The focus will remain trained on trade in the coming week, as the economic calendar is cluttered with largely secondary items. The FOMC Minutes won’t hold much drama, as recent Fedspeak has been quite transparent in pointing to no further cuts for now. A slew of housing reports are expected to show the sector adding small support for growth. It’s a bit more filling in Canada, with CPI and retail sales on deck, and Governor Poloz speaks in Toronto on Thursday.
And, on another trade front, we may finally get some movement on the USMCA, after more than a year in limbo. House Speaker Pelosi offered her most direct and upbeat comments on the deal’s prospects this week, suggesting that the House may vote on it imminently.

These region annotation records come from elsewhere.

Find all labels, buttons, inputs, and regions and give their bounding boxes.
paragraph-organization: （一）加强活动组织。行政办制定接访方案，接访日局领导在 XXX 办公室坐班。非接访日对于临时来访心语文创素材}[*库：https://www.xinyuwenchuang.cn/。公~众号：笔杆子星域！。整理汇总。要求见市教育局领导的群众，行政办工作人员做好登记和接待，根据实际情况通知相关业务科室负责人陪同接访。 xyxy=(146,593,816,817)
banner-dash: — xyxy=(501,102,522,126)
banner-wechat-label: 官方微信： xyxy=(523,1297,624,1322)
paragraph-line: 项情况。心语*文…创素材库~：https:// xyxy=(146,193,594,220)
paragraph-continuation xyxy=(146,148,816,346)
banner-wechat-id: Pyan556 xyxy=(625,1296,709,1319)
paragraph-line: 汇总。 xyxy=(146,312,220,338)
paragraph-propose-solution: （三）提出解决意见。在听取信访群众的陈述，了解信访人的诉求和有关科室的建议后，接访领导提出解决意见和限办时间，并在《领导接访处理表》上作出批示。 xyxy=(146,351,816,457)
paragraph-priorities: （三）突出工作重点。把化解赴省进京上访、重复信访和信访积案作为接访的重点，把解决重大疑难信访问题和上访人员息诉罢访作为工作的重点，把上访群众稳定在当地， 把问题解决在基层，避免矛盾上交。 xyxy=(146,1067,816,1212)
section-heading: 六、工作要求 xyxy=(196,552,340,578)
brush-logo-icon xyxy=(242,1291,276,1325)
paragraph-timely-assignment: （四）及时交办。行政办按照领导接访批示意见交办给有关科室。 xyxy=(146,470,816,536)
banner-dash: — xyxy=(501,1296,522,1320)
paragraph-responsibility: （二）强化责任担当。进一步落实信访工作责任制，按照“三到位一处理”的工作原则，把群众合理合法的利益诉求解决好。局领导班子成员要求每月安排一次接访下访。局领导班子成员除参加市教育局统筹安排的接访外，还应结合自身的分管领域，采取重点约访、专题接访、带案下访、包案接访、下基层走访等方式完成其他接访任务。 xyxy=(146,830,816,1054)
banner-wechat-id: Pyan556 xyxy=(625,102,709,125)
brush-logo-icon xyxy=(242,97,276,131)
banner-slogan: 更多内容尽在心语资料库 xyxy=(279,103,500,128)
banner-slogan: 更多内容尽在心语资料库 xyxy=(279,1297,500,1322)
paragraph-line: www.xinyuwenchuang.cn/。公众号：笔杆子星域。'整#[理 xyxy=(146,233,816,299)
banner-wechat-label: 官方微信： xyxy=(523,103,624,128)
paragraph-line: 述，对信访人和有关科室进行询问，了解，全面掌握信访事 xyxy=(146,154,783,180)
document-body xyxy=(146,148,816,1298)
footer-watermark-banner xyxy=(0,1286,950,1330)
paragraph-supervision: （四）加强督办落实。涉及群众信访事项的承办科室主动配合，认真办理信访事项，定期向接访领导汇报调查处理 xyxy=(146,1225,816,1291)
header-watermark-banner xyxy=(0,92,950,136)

While North American trade has completely fallen off the market’s radar, suffice it to say that the issue has not faded for business decisions on the ground—and it would be very good news indeed if the issue could be safely put to bed at long last.
It’s interesting what can generate headlines these days. Canada’s PBO reported this week that, even before any new spending measures arising from the election, the federal budget deficit is tracking above Budget expectations. Specifically, next year’s shortfall could be $23 billion, while the Budget looked for a deficit just under $20 billion for FY20/21. That would translate into just under 1% of GDP, versus an expectation of… well, just under 1% of GDP.
Somehow, it is not at all shocking that a newly elected government is about to inform us that finances are worse than expected—although we will point out that nominal GDP is actually right on track with Budget projections. And, spending proposals outlined during the campaign, and minority government realities, are expected to boost the deficit closer to $30 billion in the coming year.
Let’s put things in context. This week, the U.S. reported a budget deficit of $134.5 billion (or 0.6% of GDP) in the month of October. That lifted the 12-month cumulative gap to above $1 trillion, or 4.7% of GDP, up $202 billion in the past year. The increase over the past year alone clocks in at 0.9% of GDP. Yet, overall U.S. GDP growth has been just 2.0% y/y. So, if not for the heftier deficit, one could readily make the case that growth may have been closer to 1% otherwise. And that much more subdued figure may help reveal the true dampening impact of the ongoing trade war.